それでますます私は雄二への恨みが膨らんだが、それと同時に冷静に考えられるようにもなっていった。
離婚を提案する前に、一度ガツンと言ってみよう。それでも何も変わらないのなら離婚を提案しよう。
「雄二はこの家の人だからいれてあげようと思うけど、健太郎くんは違う。この家の住人じゃないのだから、金輪際私の許可なしに家に上がらないで。迷惑!」
ドアのスキマ越しに、私は雄二と健太郎を交互ににらみつける。
「一晩泊まりに来る程度ならなんてことないわ。でもなぜ勝手に居候しているの?おかしいでしょ。家賃は?食費は?生活費は?何も払っていないし、そもそもあなたを住まわすためにこの家を建てたんじゃない。それに赤ちゃんが生まれたばかりなの、迷惑だって考えない?」
怒りに押されて、言葉がどんどんあふれてくる。声が震えた。
自覚
「梨香子さぁ、言いすぎだって。ごめんね健太郎、こいつ産後でイライラしてるんだわ。子どもの入院にも付き添ってたし、なおさら病んでんのかも」
へらへらと笑う雄二を見てさらに怒りはあふれた。
「もう~梨香子さん、どうしちゃったんですか?寒いんで入れてくださいよ」
笑う雄二につられたのか、健太郎もへらへらと笑いだす。
「寒すぎて、僕死んじゃいますよぉ」
コンビニの袋に缶ビールをいれ、子どものように駄々をこねる男。死んじゃいますよぉ、の言葉で私の怒りはピークに達した。
「死にかけたのはうちの娘です」
怒りがピークに達すると、人は逆に落ち着くのだろうか。さっきのように声は震えず、私は冷静に健太郎を見つめられた。

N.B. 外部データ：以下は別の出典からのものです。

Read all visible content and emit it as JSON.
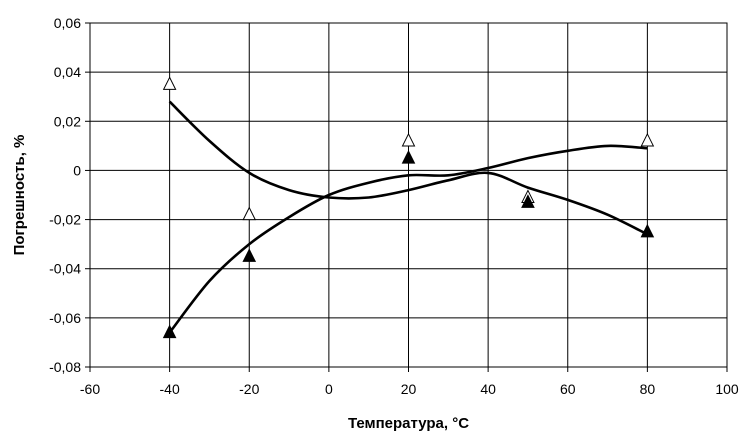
{
  "chart_data": {
    "type": "scatter",
    "title": "",
    "xlabel": "Температура, °C",
    "ylabel": "Погрешность, %",
    "xlim": [
      -60,
      100
    ],
    "ylim": [
      -0.08,
      0.06
    ],
    "x_ticks": [
      -60,
      -40,
      -20,
      0,
      20,
      40,
      60,
      80,
      100
    ],
    "x_tick_labels": [
      "-60",
      "-40",
      "-20",
      "0",
      "20",
      "40",
      "60",
      "80",
      "100"
    ],
    "y_ticks": [
      -0.08,
      -0.06,
      -0.04,
      -0.02,
      0,
      0.02,
      0.04,
      0.06
    ],
    "y_tick_labels": [
      "-0,08",
      "-0,06",
      "-0,04",
      "-0,02",
      "0",
      "0,02",
      "0,04",
      "0,06"
    ],
    "grid": true,
    "legend": "none",
    "series": [
      {
        "marker": "triangle-open",
        "color": "#000000",
        "points": [
          {
            "x": -40,
            "y": 0.035
          },
          {
            "x": -20,
            "y": -0.018
          },
          {
            "x": 20,
            "y": 0.012
          },
          {
            "x": 50,
            "y": -0.011
          },
          {
            "x": 80,
            "y": 0.012
          }
        ]
      },
      {
        "marker": "triangle-filled",
        "color": "#000000",
        "points": [
          {
            "x": -40,
            "y": -0.066
          },
          {
            "x": -20,
            "y": -0.035
          },
          {
            "x": 20,
            "y": 0.005
          },
          {
            "x": 50,
            "y": -0.013
          },
          {
            "x": 80,
            "y": -0.025
          }
        ]
      }
    ],
    "trend_lines": [
      {
        "color": "#000000",
        "points": [
          {
            "x": -40,
            "y": 0.028
          },
          {
            "x": -30,
            "y": 0.012
          },
          {
            "x": -20,
            "y": -0.001
          },
          {
            "x": -10,
            "y": -0.008
          },
          {
            "x": 0,
            "y": -0.011
          },
          {
            "x": 10,
            "y": -0.011
          },
          {
            "x": 20,
            "y": -0.008
          },
          {
            "x": 30,
            "y": -0.004
          },
          {
            "x": 40,
            "y": -0.001
          },
          {
            "x": 50,
            "y": -0.007
          },
          {
            "x": 60,
            "y": -0.012
          },
          {
            "x": 70,
            "y": -0.018
          },
          {
            "x": 80,
            "y": -0.026
          }
        ]
      },
      {
        "color": "#000000",
        "points": [
          {
            "x": -40,
            "y": -0.066
          },
          {
            "x": -30,
            "y": -0.045
          },
          {
            "x": -20,
            "y": -0.03
          },
          {
            "x": -10,
            "y": -0.019
          },
          {
            "x": 0,
            "y": -0.01
          },
          {
            "x": 10,
            "y": -0.005
          },
          {
            "x": 20,
            "y": -0.002
          },
          {
            "x": 30,
            "y": -0.002
          },
          {
            "x": 40,
            "y": 0.001
          },
          {
            "x": 50,
            "y": 0.005
          },
          {
            "x": 60,
            "y": 0.008
          },
          {
            "x": 70,
            "y": 0.01
          },
          {
            "x": 80,
            "y": 0.009
          }
        ]
      }
    ]
  }
}
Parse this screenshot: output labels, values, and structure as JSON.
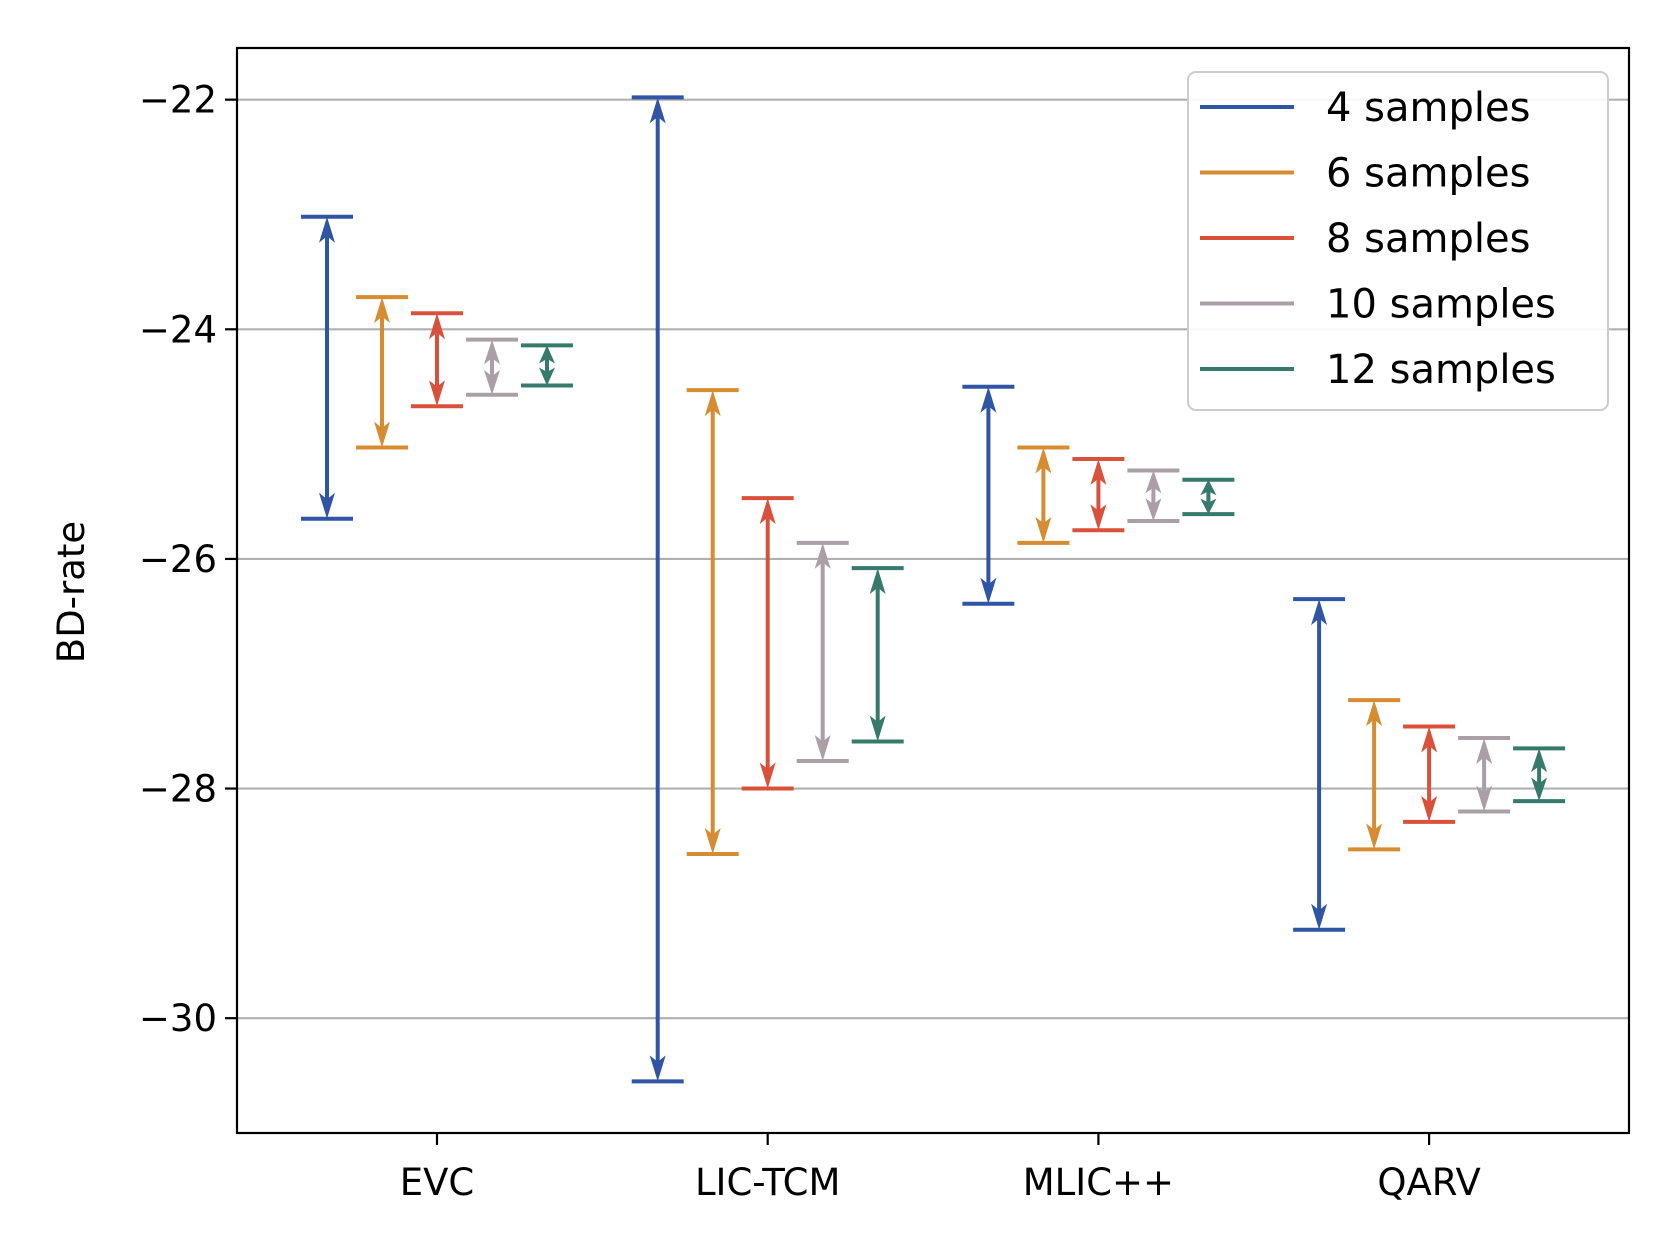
{
  "chart_data": {
    "type": "range-errorbar",
    "title": "",
    "xlabel": "",
    "ylabel": "BD-rate",
    "ylim": [
      -31.0,
      -21.55
    ],
    "yticks": [
      -22,
      -24,
      -26,
      -28,
      -30
    ],
    "ytick_labels": [
      "−22",
      "−24",
      "−26",
      "−28",
      "−30"
    ],
    "grid": "horizontal",
    "legend_position": "top-right",
    "categories": [
      "EVC",
      "LIC-TCM",
      "MLIC++",
      "QARV"
    ],
    "series": [
      {
        "name": "4 samples",
        "color": "#2f55a4",
        "ranges": [
          [
            -25.65,
            -23.02
          ],
          [
            -30.55,
            -21.98
          ],
          [
            -26.39,
            -24.5
          ],
          [
            -29.23,
            -26.35
          ]
        ]
      },
      {
        "name": "6 samples",
        "color": "#d68c31",
        "ranges": [
          [
            -25.03,
            -23.72
          ],
          [
            -28.57,
            -24.53
          ],
          [
            -25.86,
            -25.03
          ],
          [
            -28.53,
            -27.23
          ]
        ]
      },
      {
        "name": "8 samples",
        "color": "#d9513a",
        "ranges": [
          [
            -24.67,
            -23.86
          ],
          [
            -28.0,
            -25.47
          ],
          [
            -25.75,
            -25.13
          ],
          [
            -28.29,
            -27.46
          ]
        ]
      },
      {
        "name": "10 samples",
        "color": "#aa9fa6",
        "ranges": [
          [
            -24.57,
            -24.09
          ],
          [
            -27.76,
            -25.86
          ],
          [
            -25.67,
            -25.23
          ],
          [
            -28.2,
            -27.56
          ]
        ]
      },
      {
        "name": "12 samples",
        "color": "#357a6a",
        "ranges": [
          [
            -24.49,
            -24.14
          ],
          [
            -27.59,
            -26.08
          ],
          [
            -25.61,
            -25.31
          ],
          [
            -28.11,
            -27.65
          ]
        ]
      }
    ]
  }
}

雄二は私の一言で、ようやくことの大きさと私の怒りに気づいたらしい。
「新生児がインフルエンザにかかるのは、大人がインフルエンザにかかるのと全く異なります。命に関わるくらい大きなリスクが隠れているんです。熱が出ているのを隠して我が家にやってきて、新生児と触れ合うような人、いまのうちにとっては殺人と変わりません」
静かに伝えたその言葉に、健太郎の顔からやっと笑みが消えた。
「…ごめん梨香子…俺、理解してなくて。健太郎すまん、きょうのところは帰ってくれ。娘も退院したばっかりだからさ」
「そう、っすね。すんません!じゃあまたあした!」
健太郎はぺこりとお辞儀をして、コンビニ袋を抱えたまま駅の方へ歩き出した。
私はやっと玄関のチェーンを外し、雄二を家に入れる。
急いでリビングに戻り、寝かせていた娘のもとへと向かった。すやすやと寝ている表情を見てホッとする。やっと、家族3人で夜を過ごせるね。
「梨香子、いままでごめん」
ダイニングテーブルの向こう側で深々と頭を下げる雄二に、私は離婚届を差し出していた。
「本当に…俺は最低なことをしてた」
「気づくのが遅いよ」
離婚届には、もう判を押すだけ。次同じようなことが起きたら、あなたとは一緒に暮らせない。そのときは離婚届を出すからあなたもサインして。
そういう気持ちで、私は雄二に離婚届を差し出したのだった。
「離婚は考え直してほしい。もう一度信じてもらえるように、心を入れ替えるから」
「それ、私が出産したときにも言ってたよ」
必死に謝る雄二に同情しようとは思えなかった。
「ごめん…本当にごめん」
「じゃあサイン、書いておいて」
「…はい」
「私が嫌だっていったら、ちゃんと話聞いて」
「はい」
「家族を優先して」
静かにうなずきながら、雄二は離婚届にサインした。私はそれをそっと棚にしまう。もう二度と離婚届を出すことがないようにと願いを込めて。